Dans les provinces où la quasi-totalité des médias privés ont mis fin à leurs activités au fur et à mesure de l’avancée des troupes talibanes, la plupart des femmes journalistes ont été contraintes de cesser leur activité professionnelle. Certes une poignée d’entre elles continue, tant bien que mal, à faire leur métier depuis leur domicile, mais on est loin des chiffres de 2020, quand l’enquête statistique menée par RSF et le CPAWJ avait établi que plus de 1700 femmes travaillaient dans les médias de trois provinces du pays (à Kaboul, Hérat et Balkh - dans  l’est, l’ouest et le nord du pays).  


L’illusion de normalité n’aura donc duré que quelques jours. Quarante-huit heures après la prise de contrôle de la capitale par les talibans, les femmes reporters  des chaînes privées telles Tolonews, Ariana News, Kabul News, Shamshad TV et Khurshid TV avaient osé reprendre l’antenne et sortir dans la rue pour couvrir les événements. A Kaboul, les responsables des médias privés ont cependant rapidement observé que les reporters féminines étaient harcelées. L’une d’elle, Nahid Bashardost qui travaille à l'agence de presse indépendante Pajhwok a été battue par des talibans alors qu’elle effectuait un reportage près de l’aéroport de Kaboul le 25 août dernier. D’autres journalistes ont expliqué, en larmes, comment elles avaient été empêchées par les gardes talibans postés devant les locaux de leur rédaction, de partir en reportage. 

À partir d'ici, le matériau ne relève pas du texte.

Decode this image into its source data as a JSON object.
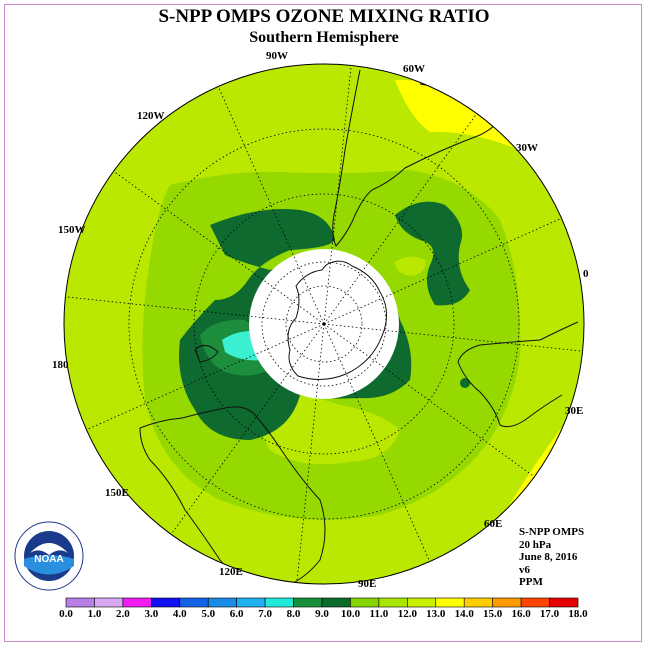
{
  "title": "S-NPP OMPS OZONE MIXING RATIO",
  "subtitle": "Southern Hemisphere",
  "info": {
    "instrument": "S-NPP OMPS",
    "level": "20 hPa",
    "date": "June 8, 2016",
    "version": "v6",
    "units": "PPM"
  },
  "longitude_labels": {
    "lon_90w": "90W",
    "lon_60w": "60W",
    "lon_30w": "30W",
    "lon_0": "0",
    "lon_30e": "30E",
    "lon_60e": "60E",
    "lon_90e": "90E",
    "lon_120e": "120E",
    "lon_150e": "150E",
    "lon_180": "180",
    "lon_150w": "150W",
    "lon_120w": "120W"
  },
  "logo_text": "NOAA",
  "colorbar": {
    "labels": [
      "0.0",
      "1.0",
      "2.0",
      "3.0",
      "4.0",
      "5.0",
      "6.0",
      "7.0",
      "8.0",
      "9.0",
      "10.0",
      "11.0",
      "12.0",
      "13.0",
      "14.0",
      "15.0",
      "16.0",
      "17.0",
      "18.0"
    ],
    "colors": [
      "#b87fe6",
      "#d7a9f2",
      "#f21cf2",
      "#1212f0",
      "#1463e6",
      "#1a8ce6",
      "#1fb0f0",
      "#22e8d8",
      "#178f3a",
      "#0a6b2a",
      "#86d400",
      "#a8e600",
      "#c8f000",
      "#ffff00",
      "#ffcc00",
      "#ff9900",
      "#ff4400",
      "#e60000",
      "#7a4a2a"
    ]
  },
  "map_colors": {
    "c_11_12": "#bbe800",
    "c_10_11": "#96d900",
    "c_9_10": "#0e6a2e",
    "c_8_9": "#1d8f3c",
    "c_7_8": "#3af0d0",
    "c_12_13": "#ffff00",
    "mask": "#ffffff"
  }
}
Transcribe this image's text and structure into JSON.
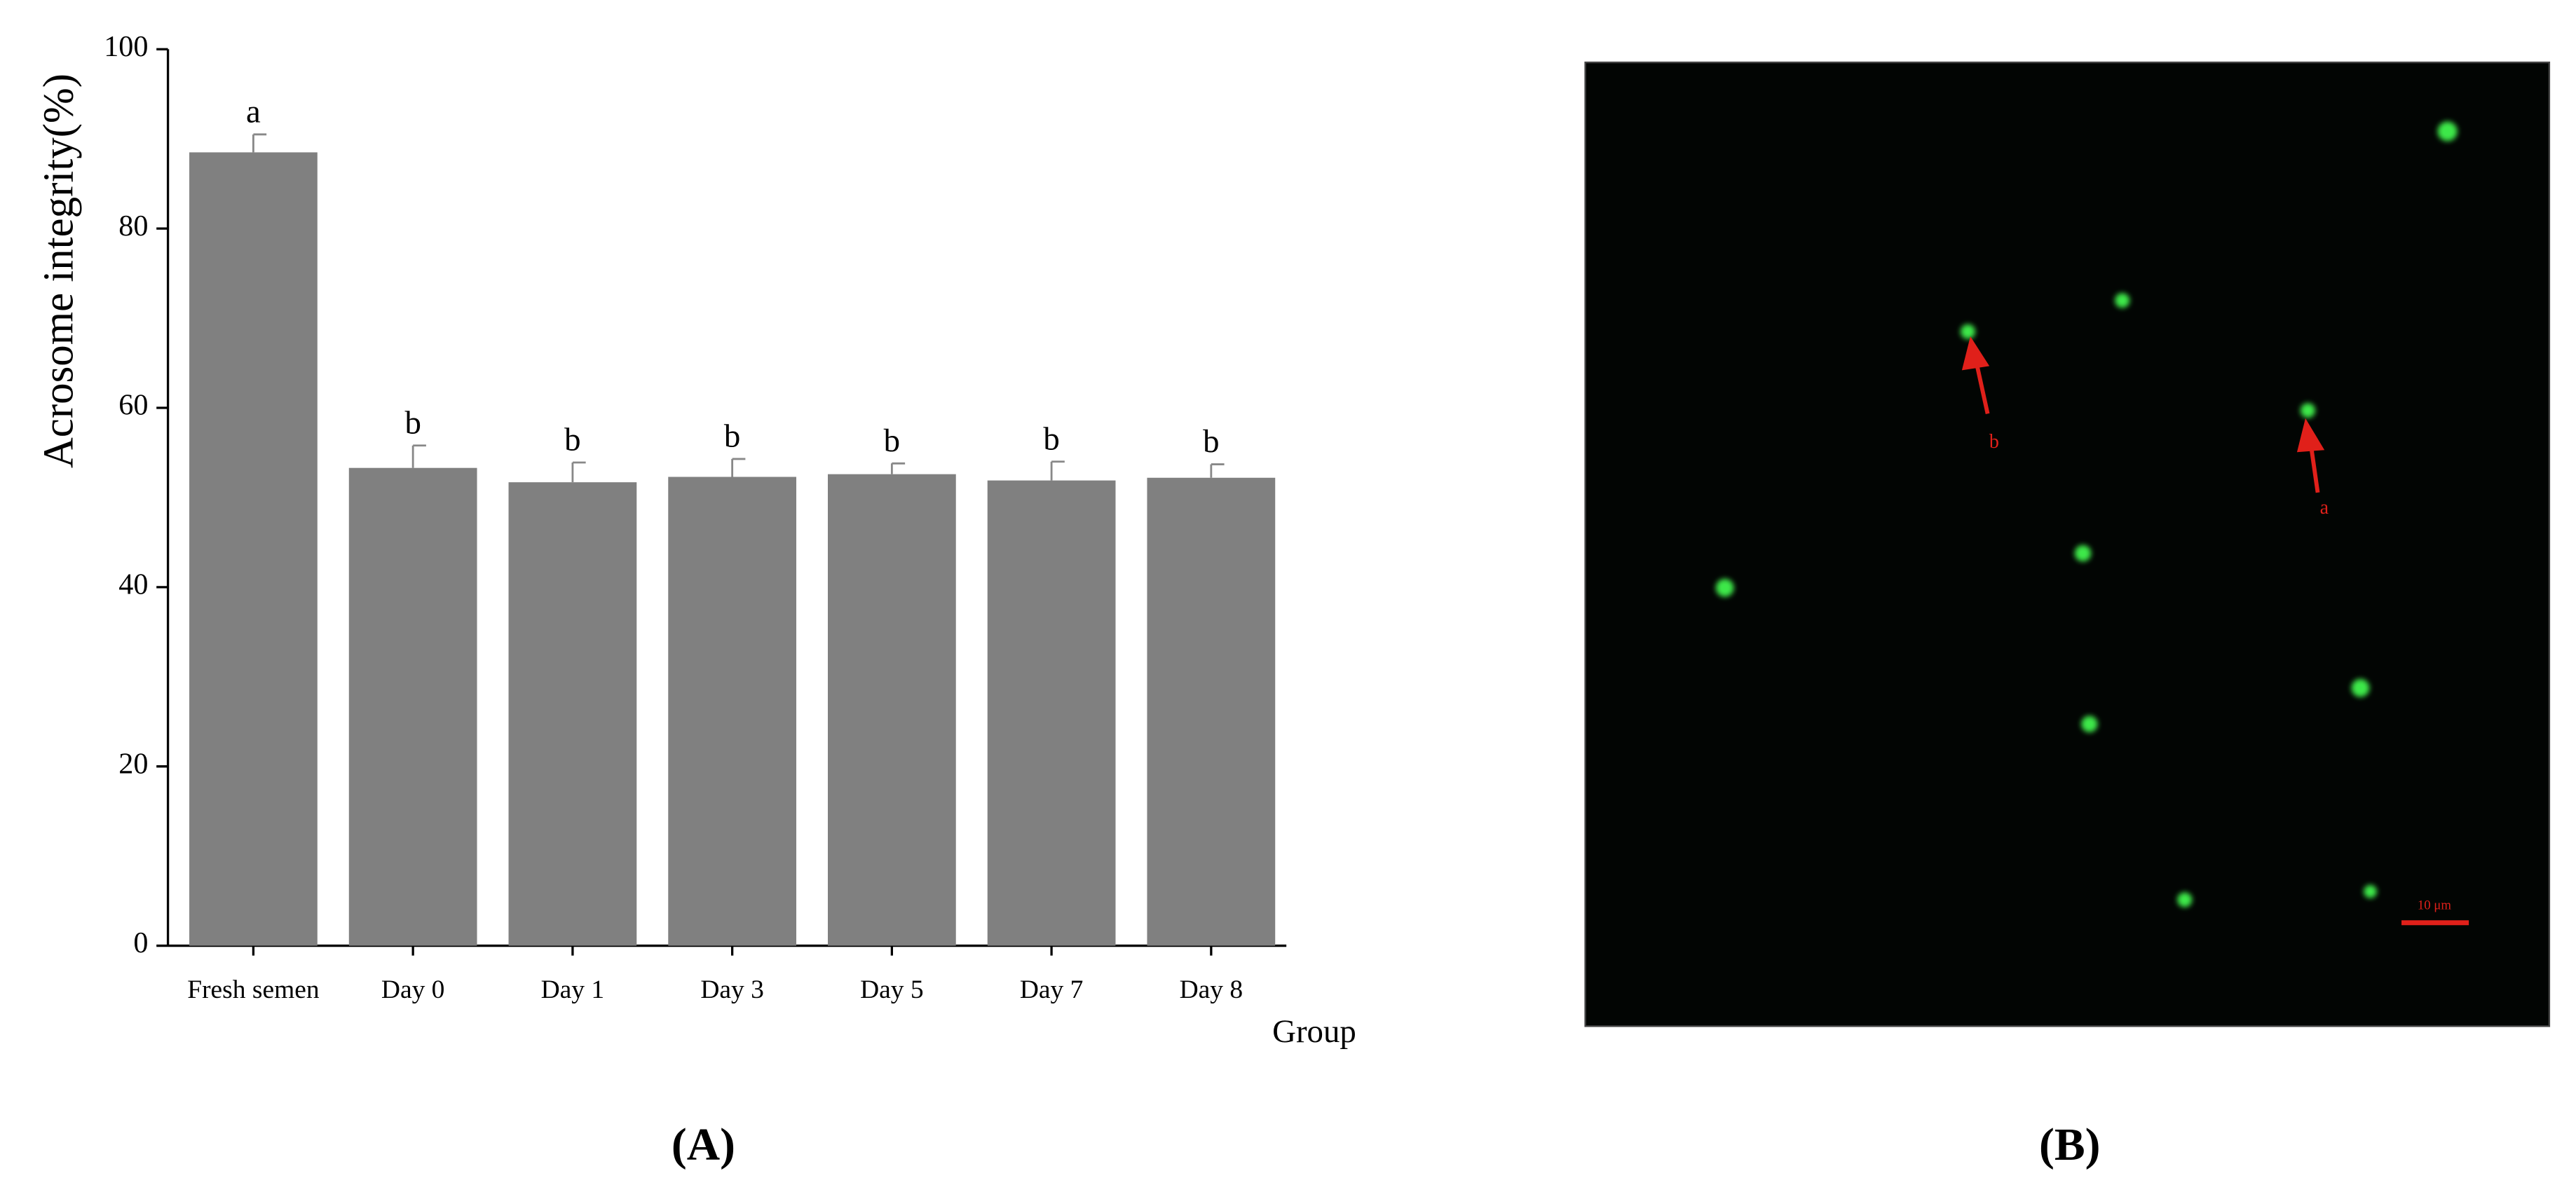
{
  "chart_data": {
    "type": "bar",
    "ylabel": "Acrosome integrity(%)",
    "xlabel": "Group",
    "categories": [
      "Fresh semen",
      "Day 0",
      "Day 1",
      "Day 3",
      "Day 5",
      "Day 7",
      "Day 8"
    ],
    "values": [
      88.5,
      53.3,
      51.7,
      52.3,
      52.6,
      51.9,
      52.2
    ],
    "errors": [
      2.0,
      2.5,
      2.2,
      2.0,
      1.2,
      2.1,
      1.5
    ],
    "significance_letters": [
      "a",
      "b",
      "b",
      "b",
      "b",
      "b",
      "b"
    ],
    "color": "#808080",
    "ylim": [
      0,
      100
    ],
    "yticks": [
      0,
      20,
      40,
      60,
      80,
      100
    ],
    "grid": false
  },
  "panels": {
    "left": "(A)",
    "right": "(B)"
  },
  "micrograph": {
    "arrow_a": "a",
    "arrow_b": "b",
    "scale_bar": "10 μm"
  }
}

Si le terrain n’est plus autorisé, paraître à l’antenne l’est à peine plus pour les femmes journalistes. Une journaliste travaillant pour une radio dans la province de Ghazni, au Sud-Est de l’Afghanistan, explique que deux jours après la prise de contrôle de sa province par les talibans, son média a reçu la visite de ces derniers qui ont menacé:  « Vous êtes une radio privée, vous pouvez continuer, mais sans voix de femme et sans musique ». Le scénario s’est répété à Kaboul. Un taliban a pris la place d’une présentatrice de la Radio Télévision Afghanistan (RTA) qui s’est vu intimer de “rester à la maison quelques jours”. Une de ses collègues, présentatrice s’est aussi vu refuser l’entrée des locaux de sa rédaction. RTA employait 140 femmes journalistes jusqu’à la mi-août. Aujourd’hui, plus aucune n’ose reprendre son travail au sein des chaînes gouvernementales passées sous contrôle taliban. 


Des responsables de médias privés, sous pression, confirment avoir conseillé à leur consoeurs de rester chez elles, quand ils ne choisissent pas tout simplement de mettre la clé sous la porte.  Les chaînes de télévisions privées Zan TV et Bano (ndlr : respectivement ‘Femme’ et ‘Madame’ en langue dari) qui employaient respectivement 35 et 47 femmes journalistes ont cessé toute activité dès le 15 août. “C’était un travail parfait pour moi, je voulais aider les femmes, mais je ne sais pas si je pourrai retravailler un jour”, témoigne avec angoisse une de leurs journalistes, désormais privée de travail, de ressources et qui risque, comme beaucoup de ses consoeurs, de tomber dans la plus grande précarité.  


Malgré les engagements du porte-parole des talibans, Zabihullah Mujahid, que les femmes pourraient “retourner à leur travail dans quelques jours”, à ce jour aucune mesure en ce sens n’a été annoncée, contraignant donc plusieurs centaines de femmes journalistes à rester chez elles, plongées dans la peur et l’incertitude.


Le 24 août, la Haute-Commissaire aux droits de l’homme de l’Organisation des nations unies (ONU), Michelle Bachelet, déclarait qu’: “Une ligne rouge fondamentale sera la façon dont les talibans traitent les femmes et les filles et respectent leurs droits à la liberté, à la liberté de mouvement, à l’éducation, à l’expression personnelles et à l’emploi, conformément aux normes internationales en matière de droits humains.”


Lors de la publication de l’édition 2021 du Classement mondial de la liberté de la presse en avril dernier, l’Afghanistan se situait à la 122e place sur 180 pays.